I'm Ron Hutchcraft, and I want to have A Word With You today about "Asleep At the Wheel."
It's never good for the person who's driving to fall asleep at the wheel, whether it's someone driving a car, or a family, or a business, or an organization, or a ministry. When you're supposed to be driving and you're sleeping instead, people can get hurt, damage can be done, and lives can be disrupted.
Whether you realize it or not, you may very well be in the driver's seat. You certainly are responsible for the wheel if you have children, or employees, or people looking to you, or you're in a position of responsibility or influence. And you can't afford to fall asleep at the wheel.
In Ezekiel 34, beginning in verse 2, our word for today from the Word of God, God reveals how He feels about those who have leadership but who are neglecting the people they should be caring for. The "driver" in this case is described as a "shepherd"; those who should have been leading God's ancient people. What God says about them all too often applies to some of us who should be shepherding the lives that He's entrusted to us.
Here's what God says, "Woe to the shepherds of Israel who only take care of themselves. Should not the shepherds take care of the flock? You have not strengthened the weak or healed the sick or bound up the injured. You have not brought back the strays or searched for the lost. They were scattered because there was no shepherd, and when they were scattered they became food for the wild animals."

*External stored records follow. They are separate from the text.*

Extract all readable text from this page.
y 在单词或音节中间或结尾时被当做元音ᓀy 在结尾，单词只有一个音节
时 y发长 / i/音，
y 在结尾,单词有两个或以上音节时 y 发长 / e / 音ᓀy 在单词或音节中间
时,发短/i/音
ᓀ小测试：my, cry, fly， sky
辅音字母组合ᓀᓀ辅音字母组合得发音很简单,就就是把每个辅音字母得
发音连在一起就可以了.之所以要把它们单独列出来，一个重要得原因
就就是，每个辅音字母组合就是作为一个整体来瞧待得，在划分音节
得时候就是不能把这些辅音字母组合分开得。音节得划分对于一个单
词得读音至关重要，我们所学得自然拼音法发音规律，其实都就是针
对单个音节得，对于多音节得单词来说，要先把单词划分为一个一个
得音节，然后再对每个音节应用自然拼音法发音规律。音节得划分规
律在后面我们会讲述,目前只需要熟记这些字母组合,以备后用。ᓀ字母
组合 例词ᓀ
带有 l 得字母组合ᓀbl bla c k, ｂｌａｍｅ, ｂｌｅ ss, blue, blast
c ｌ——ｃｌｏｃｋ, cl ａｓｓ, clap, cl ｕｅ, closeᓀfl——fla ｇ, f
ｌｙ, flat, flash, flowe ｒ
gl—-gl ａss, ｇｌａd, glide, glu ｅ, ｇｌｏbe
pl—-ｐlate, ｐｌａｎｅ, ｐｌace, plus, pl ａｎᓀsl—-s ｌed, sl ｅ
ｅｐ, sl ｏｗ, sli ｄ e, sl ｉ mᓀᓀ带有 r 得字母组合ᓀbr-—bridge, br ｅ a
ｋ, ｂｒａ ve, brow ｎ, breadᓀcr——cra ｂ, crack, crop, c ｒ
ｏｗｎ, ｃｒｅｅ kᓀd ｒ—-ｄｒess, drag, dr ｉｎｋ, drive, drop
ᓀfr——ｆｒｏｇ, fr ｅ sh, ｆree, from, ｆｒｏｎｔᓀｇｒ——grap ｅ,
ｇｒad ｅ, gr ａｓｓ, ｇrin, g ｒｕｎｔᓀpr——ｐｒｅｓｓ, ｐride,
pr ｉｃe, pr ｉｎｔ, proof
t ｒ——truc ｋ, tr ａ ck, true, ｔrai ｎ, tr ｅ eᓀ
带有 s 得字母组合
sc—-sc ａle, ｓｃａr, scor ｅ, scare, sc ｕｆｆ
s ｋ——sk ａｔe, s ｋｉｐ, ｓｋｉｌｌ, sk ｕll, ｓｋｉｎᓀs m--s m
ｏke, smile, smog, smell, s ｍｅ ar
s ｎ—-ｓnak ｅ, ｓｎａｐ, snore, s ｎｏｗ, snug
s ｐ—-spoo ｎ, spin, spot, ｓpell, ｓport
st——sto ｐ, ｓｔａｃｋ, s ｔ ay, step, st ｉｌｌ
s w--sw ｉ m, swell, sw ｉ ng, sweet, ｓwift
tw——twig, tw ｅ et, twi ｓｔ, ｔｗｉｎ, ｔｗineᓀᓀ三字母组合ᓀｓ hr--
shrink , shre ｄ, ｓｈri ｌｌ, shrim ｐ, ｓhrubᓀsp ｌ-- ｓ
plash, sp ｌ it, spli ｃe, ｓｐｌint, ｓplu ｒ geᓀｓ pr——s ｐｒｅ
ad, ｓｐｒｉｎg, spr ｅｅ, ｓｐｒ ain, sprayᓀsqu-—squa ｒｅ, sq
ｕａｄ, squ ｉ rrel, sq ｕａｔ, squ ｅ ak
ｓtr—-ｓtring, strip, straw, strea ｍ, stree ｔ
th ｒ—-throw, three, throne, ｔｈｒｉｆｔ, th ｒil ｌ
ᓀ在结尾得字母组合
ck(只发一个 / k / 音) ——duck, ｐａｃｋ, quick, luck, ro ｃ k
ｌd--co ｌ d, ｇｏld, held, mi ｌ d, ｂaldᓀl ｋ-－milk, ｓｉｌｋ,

I think we can assume from this that God is watching how you're caring for the people He's entrusted to you. And if you're busy, it may be that you are asleep to their needs-to their wandering. It's all too easy to be off conquering the world somewhere, totally oblivious to the tragedy of everything falling apart back at home base; to be avoiding the hard work of making it work at home. You can be so immersed in the pursuit of your agenda and your goals (maybe even noble goals) that you can entirely miss or entirely ignore what's happening to the people you're supposed to be giving direction to. Until one day there's an explosion, a disaster, a breakdown, or it just runs into a pole. The car hits a wall, you're injured, there's damage, or the lights are going out for some people who really need you.
The book of Proverbs says that "a king must give constant attention to those who are under him for the crown is not forever" and it goes on to say "do not forget to give attention to your herds." That could be a family; that can be people you minister to. It is people over whom you have influence or leadership and it is so important that you stay alert to their needs on the way to that goal.
It's time to wake up to the needs you've been neglecting, to the silent or maybe not-so-silent cries of the people who really need you. You've got to wake up before there's a crash.